Decadent & Orgasmic Oxtail Marmalade
Yes, it is cumbersome with an extensive shopping list to add to it’s complexity. That said, this perhaps is the hardest yet my most favorite way to relish oxtail. Next time you want to create an extra special meal – make this oxtail marmalade. It will render your guests and loved ones speechless. Yes, it is that divine!!
- 4 pounds oxtail, trimmed of fat
- 6 cups port wine
- 6 cups dry red wine
- 4 quarts beef or chicken stock
- 1 head of garlic, halved crosswise
- 1/2 bunch of fresh thyme
- 1 tablespoon four – peppercorns mix
- 8 tablespoons (1 stick) unsalted butter
- 3 tablespoons all-purpose flour
- 1 1/2 pounds carrots, peeled, trimmed, and cut into ¼-inch cubes
- 1 pound shallots, peeled and cut into ¼-inch cubes
- 1 1/2 teaspoons kosher salt, plus more to taste
- 1/2 cup granulated sugar
- 1/2 cup (packed) light brown sugar
- 1 cup red wine vinegar
- 2 1/2 teaspoons freshly ground black pepper, plus more to taste
- Challah bread for serving
- Chopped fresh flat-leaf parsley leaves, for serving
- Bring oxtails, 3 cups of port, 6 cups of red wine, beef stock, garlic, thyme, and peppercorns to boil. Reduce the heat, and simmer for 3 hours.
- Remove the oxtails from the pot. Once cool enough to handle, shred the meat into small pieces.
- Strain the oxtail-wine mixture and discard the solids. Once the liquid starts boiling, reduce the heat to medium and cook till the mixture is reduced to approximately 3 hours. It will take around 2 hours or so.
- Meanwhile, in a separate skillet, warm 5 tablespoons of butter. Saute carrots, shallots, and salt until slightly softened. Add the sugars, 3 cups of port, 1 cup of red wine vinegar, 1.5 tsp kosher salt, and 1.5 tsp of black pepper. Boil over medium-high heat until the liquid has completely evaporated.
- Once the oxtail liquid has reduced to 3 cups, make a paste of 3 tablespoons butter and 3 tablespoons flour and add to the mixture until it is thick and glossy.
- Stir in the oxtail meat, thickened oxtail reduced sauce, and remaining 1 teaspoon pepper to the vegetables. Adjust salt and pepper to taste.

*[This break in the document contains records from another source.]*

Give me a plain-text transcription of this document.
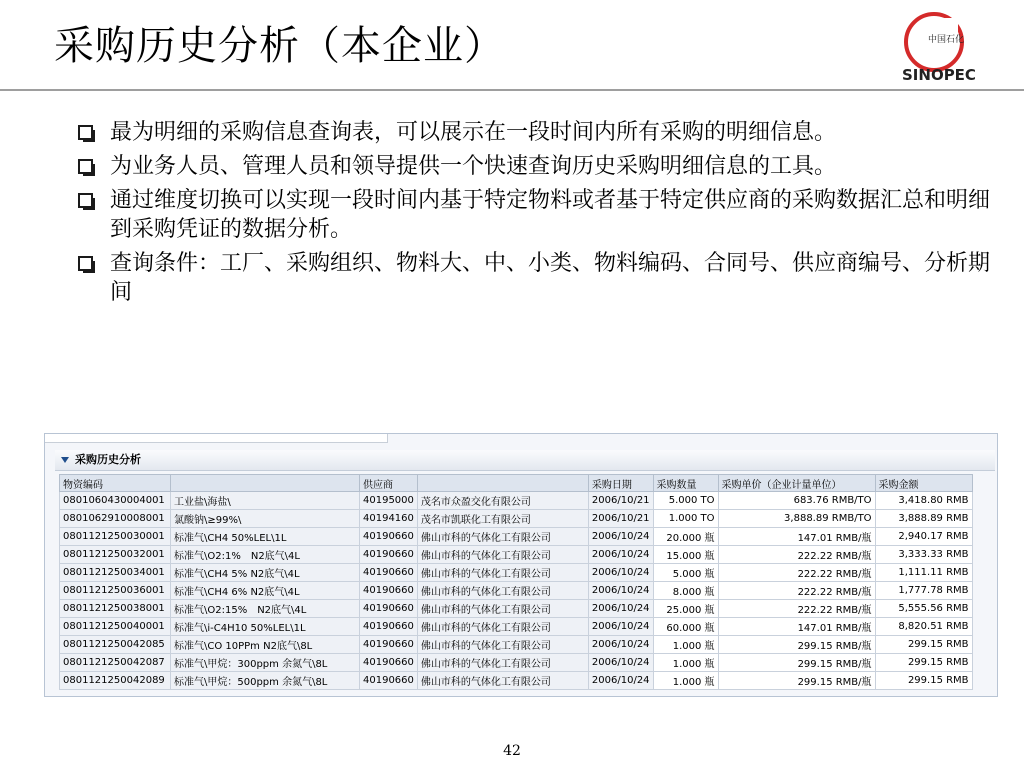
采购历史分析（本企业）	中国石化
SINOPEC
最为明细的采购信息查询表，可以展示在一段时间内所有采购的明细信息。
为业务人员、管理人员和领导提供一个快速查询历史采购明细信息的工具。
通过维度切换可以实现一段时间内基于特定物料或者基于特定供应商的采购数据汇总和明细到采购凭证的数据分析。
查询条件：工厂、采购组织、物料大、中、小类、物料编码、合同号、供应商编号、分析期间
采购历史分析
物资编码		供应商		采购日期	采购数量	采购单价（企业计量单位）	采购金额
080106043000400​1	工业盐\海盐\	40195000	茂名市众盈交化有限公司	2006/10/21	5.000 TO	683.76 RMB/TO	3,418.80 RMB
080106291000800​1	氯酸钠\≥99%\	40194160	茂名市凯联化工有限公司	2006/10/21	1.000 TO	3,888.89 RMB/TO	3,888.89 RMB
080112125003000​1	标准气\CH4 50%LEL\1L	40190660	佛山市科的气体化工有限公司	2006/10/24	20.000 瓶	147.01 RMB/瓶	2,940.17 RMB
080112125003200​1	标准气\O2:1%　N2底气\4L	40190660	佛山市科的气体化工有限公司	2006/10/24	15.000 瓶	222.22 RMB/瓶	3,333.33 RMB
080112125003400​1	标准气\CH4 5% N2底气\4L	40190660	佛山市科的气体化工有限公司	2006/10/24	5.000 瓶	222.22 RMB/瓶	1,111.11 RMB
080112125003600​1	标准气\CH4 6% N2底气\4L	40190660	佛山市科的气体化工有限公司	2006/10/24	8.000 瓶	222.22 RMB/瓶	1,777.78 RMB
080112125003800​1	标准气\O2:15%　N2底气\4L	40190660	佛山市科的气体化工有限公司	2006/10/24	25.000 瓶	222.22 RMB/瓶	5,555.56 RMB
080112125004000​1	标准气\i-C4H10 50%LEL\1L	40190660	佛山市科的气体化工有限公司	2006/10/24	60.000 瓶	147.01 RMB/瓶	8,820.51 RMB
080112125004208​5	标准气\CO 10PPm N2底气\8L	40190660	佛山市科的气体化工有限公司	2006/10/24	1.000 瓶	299.15 RMB/瓶	299.15 RMB
080112125004208​7	标准气\甲烷：300ppm 余氮气\8L	40190660	佛山市科的气体化工有限公司	2006/10/24	1.000 瓶	299.15 RMB/瓶	299.15 RMB
080112125004208​9	标准气\甲烷：500ppm 余氮气\8L	40190660	佛山市科的气体化工有限公司	2006/10/24	1.000 瓶	299.15 RMB/瓶	299.15 RMB
42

- Refrigerate the marmalade overnight to marry flavors. Before serving, reheat gently until warm.
- Serve with freshly baked challah and your favorite red wine.
You could call it chutney, marmalade or simply a spread. Regardless of the name, you will want to slather it on anything you can lay your hands on. I can’t reiterate enough how decadent the oxtail marmalade is. This recipe makes a big batch and I freeze it in small portions and serve it mostly on special occasions. It is big, bold, bright, spicy, and sweet. Have you tried oxtail before? What is your favorite way to cook them. I have made French, Jamaican, Cuban, Mexican, and Indian style Oxtail but this marmalade is still my favorite.